Olive, Olea Europaea, Uses of Olive Benefits, Herb

Olive, Olea europaea, Olive oil

Olea europaea Oleaceae


Widely cultivated throughout the Mediterranean region, the olive tree has a grey, twisted and grooved trunk and grows to a height of about 10m. Its tough, spearshaped, evergreen leaves are grayish green on top and silvery white beneath. Its flowers are white and grow in little, erect clusters and its oval fruit, the olive, is green at first ripening to black, with a hard stone at its centre.


Parts used

  • Leaves and fruits
  • Mature leaves are gathered in March and April, before the flowers come into bud.
  • They are dried, broken into fragments and used for infusions, extracts and tinctures or combined with other plants in preparations that lower blood pressure.
  • Olives are picked in November and December. Their oil is expressed cold from the ripe fruit for culinary use or for creams and liniments.

Constituents

The leaves contain secoiridoids, in particular oleuropein, which reduces blood pressure. They also contain triterpenes and flavonoids. Olive oil, obtained from the fruits, is rich in monounsaturated (oleic acid) and polyunsaturated fatty acids {linoleic and linolenic acids) as well as in vitamin E.


Medicinal uses

Due mainly to the oleuropeoside, olive leaves have several beneficial effects. They help to reduce blood pressure, dilate coronary blood vessels, regulate heart beat, lower blood sugar levels and are diuretic.

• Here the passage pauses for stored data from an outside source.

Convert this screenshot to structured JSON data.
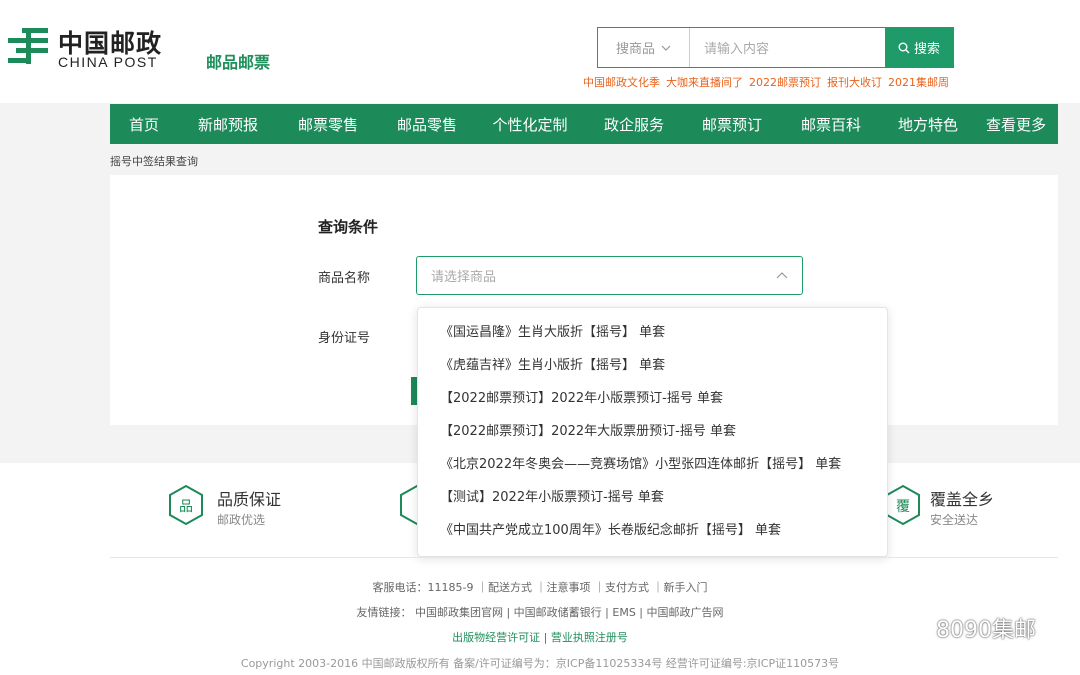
{
  "header": {
    "brand_cn": "中国邮政",
    "brand_en": "CHINA POST",
    "subbrand": "邮品邮票",
    "search": {
      "category": "搜商品",
      "placeholder": "请输入内容",
      "button": "搜索"
    },
    "hot_words": [
      "中国邮政文化季",
      "大咖来直播间了",
      "2022邮票预订",
      "报刊大收订",
      "2021集邮周"
    ]
  },
  "nav": [
    "首页",
    "新邮预报",
    "邮票零售",
    "邮品零售",
    "个性化定制",
    "政企服务",
    "邮票预订",
    "邮票百科",
    "地方特色",
    "查看更多"
  ],
  "breadcrumb": "摇号中签结果查询",
  "form": {
    "title": "查询条件",
    "product_label": "商品名称",
    "product_placeholder": "请选择商品",
    "id_label": "身份证号"
  },
  "dropdown": {
    "options": [
      "《国运昌隆》生肖大版折【摇号】 单套",
      "《虎蕴吉祥》生肖小版折【摇号】 单套",
      "【2022邮票预订】2022年小版票预订-摇号 单套",
      "【2022邮票预订】2022年大版票册预订-摇号 单套",
      "《北京2022年冬奥会——竞赛场馆》小型张四连体邮折【摇号】 单套",
      "【测试】2022年小版票预订-摇号 单套",
      "《中国共产党成立100周年》长卷版纪念邮折【摇号】 单套"
    ]
  },
  "features": [
    {
      "icon_char": "品",
      "title": "品质保证",
      "sub": "邮政优选"
    },
    {
      "icon_char": "覆",
      "title": "覆盖全乡",
      "sub": "安全送达"
    }
  ],
  "footer": {
    "service": "客服电话：11185-9 ｜配送方式 ｜注意事项 ｜支付方式 ｜新手入门",
    "links": "友情链接： 中国邮政集团官网 | 中国邮政储蓄银行 | EMS | 中国邮政广告网",
    "licenses": "出版物经营许可证 | 营业执照注册号",
    "copyright": "Copyright 2003-2016 中国邮政版权所有 备案/许可证编号为：京ICP备11025334号   经营许可证编号:京ICP证110573号"
  },
  "watermark": "8090集邮",
  "colors": {
    "brand_green": "#1d8a5a",
    "accent_orange": "#e8631c",
    "band_gray": "#f3f3f3"
  }
}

Olive leaves, often combined with hawthorn, are considered an effective treatment for mild cases of high blood pressure. Their ability to lower blood pressure was shown by Egyptian researchers in animal studies in 2002.


The extract can also be used as a supplementary treatment for less serious forms of Type 2 (non-insulin dependent) diabetes. Spanish studies performed in 1992 showed that oleuropeoside lowered blood sugar levels in in vitro models of diabetes.


Olive oil is mildly laxative and, because it stimulates the secretion and elimination of bile, is used in the treatment of gallstones. It has also been used to treat stomach ulcers and to ease nervous tension.Applied externally, olive oil softens and soothes the skin and is a component of protective sun creams and liniments to soothe burns.


PREPARATION AND DOSAGE

For internal use


TO TREAT mild cases of high blood pressure, mild forms of Type 2 diabetes
INFUSION Put 20 dried leaves in 300ml of water. Boil for 30 seconds and leave to infuse for 10 minutes. Strain. Drink at least 3 cups a day during meals.


CAPSULES (SOmg dry extract) Take 1-2 capsules three times a day at mealtimes, with a large glass of water.


TABLETS (SOOmg olive leaf) Take 1 tablet a day with food.


TO TREAT gallstones.
OLIVE OIL To prevent gallstones, take 50ml in several small doses between meals. If suffering from gallstones, take 50 to 150ml to reduce pain.


For external use


TO TREAT sunburn, burns OLIVE-OIL BASED CREAMS AND LINIMENTS Apply as directed several times a day.


IF SYMPTOMS PERSIST CONSULT A DOCTOR


Cultivation

Olive trees are grown from seeds or cuttings. They need well-drained soil and plenty of sunshine.


CAUTIONS

To date, when used as directed or prescribed neither olive leaf nor olive oil have any known adverse side effects.